Song from A Chorus Line

"I Hope I Get It" is a song from the musical A Chorus Line.

==Production==
A Chorus Line premiered Off-Broadway at The Public Theater in May 1975. The musical moved to Broadway at the Shubert Theatre in July 1975.

==Synopsis==
The dancers sing about their worries, fears, and doubts regarding a new job opportunity. Only a select few may be chosen, so they are trying to keep their cool under enormous pressure. They feel like everything they have done throughout their life had led up to this moment. The song features Zach (with spoken lines), Tricia (in a featured singing solo near the beginning) and Paul (in a featured singing solo at the end).

==Analysis==
Musicals101 explains:

"I Hope I Get It" is a ten-minute sequence, one of the most exciting openings in all musical theatre. We are watching the beginning of the final phase of a Broadway tryout. A rehearsal piano plays as Bennett fills the stage with flying arms and legs, as groups of dancers in rehearsal clothes vanish and reappear.
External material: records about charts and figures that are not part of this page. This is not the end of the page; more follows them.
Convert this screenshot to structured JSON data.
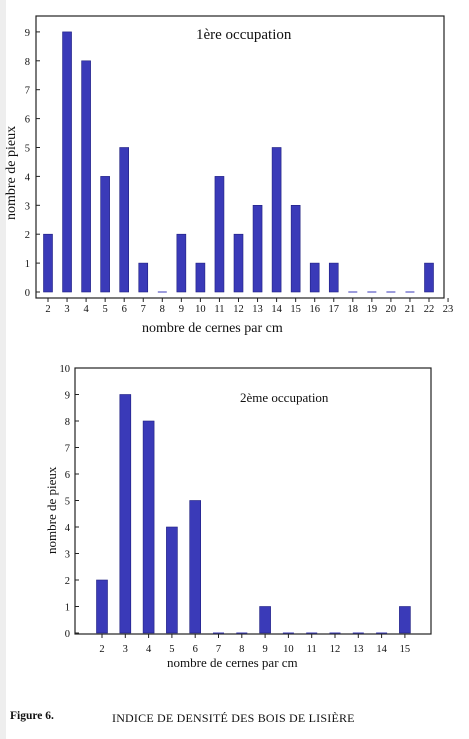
{
  "figure": {
    "label": "Figure 6.",
    "title": "INDICE DE DENSITÉ DES BOIS DE LISIÈRE"
  },
  "chart_data": [
    {
      "type": "bar",
      "title": "1ère occupation",
      "xlabel": "nombre de cernes par cm",
      "ylabel": "nombre de pieux",
      "x_ticks": [
        2,
        3,
        4,
        5,
        6,
        7,
        8,
        9,
        10,
        11,
        12,
        13,
        14,
        15,
        16,
        17,
        18,
        19,
        20,
        21,
        22,
        23
      ],
      "y_ticks": [
        0,
        1,
        2,
        3,
        4,
        5,
        6,
        7,
        8,
        9
      ],
      "ylim": [
        0,
        10
      ],
      "categories": [
        2,
        3,
        4,
        5,
        6,
        7,
        8,
        9,
        10,
        11,
        12,
        13,
        14,
        15,
        16,
        17,
        18,
        19,
        20,
        21,
        22
      ],
      "values": [
        2,
        9,
        8,
        4,
        5,
        1,
        0,
        2,
        1,
        4,
        2,
        3,
        5,
        3,
        1,
        1,
        0,
        0,
        0,
        0,
        1
      ],
      "grid": false,
      "bar_color": "#3a3ab8"
    },
    {
      "type": "bar",
      "title": "2ème occupation",
      "xlabel": "nombre de cernes par cm",
      "ylabel": "nombre de pieux",
      "x_ticks": [
        2,
        3,
        4,
        5,
        6,
        7,
        8,
        9,
        10,
        11,
        12,
        13,
        14,
        15
      ],
      "y_ticks": [
        0,
        1,
        2,
        3,
        4,
        5,
        6,
        7,
        8,
        9,
        10
      ],
      "ylim": [
        0,
        10
      ],
      "categories": [
        2,
        3,
        4,
        5,
        6,
        7,
        8,
        9,
        10,
        11,
        12,
        13,
        14,
        15
      ],
      "values": [
        2,
        9,
        8,
        4,
        5,
        0,
        0,
        1,
        0,
        0,
        0,
        0,
        0,
        1
      ],
      "grid": false,
      "bar_color": "#3a3ab8"
    }
  ]
}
The dancers eventually surge forward into a line, holding their eight-by-ten inch head shots in front of them.

==Critical reception==
Ken Mandelbaum, author of A Chorus Line and the Musicals of Michael Bennett, commented "This moment – one of the show's most celebrated – represents the perfect blend of theme, staging concept, musical underscoring, lighting, and set design that marks the entire evening".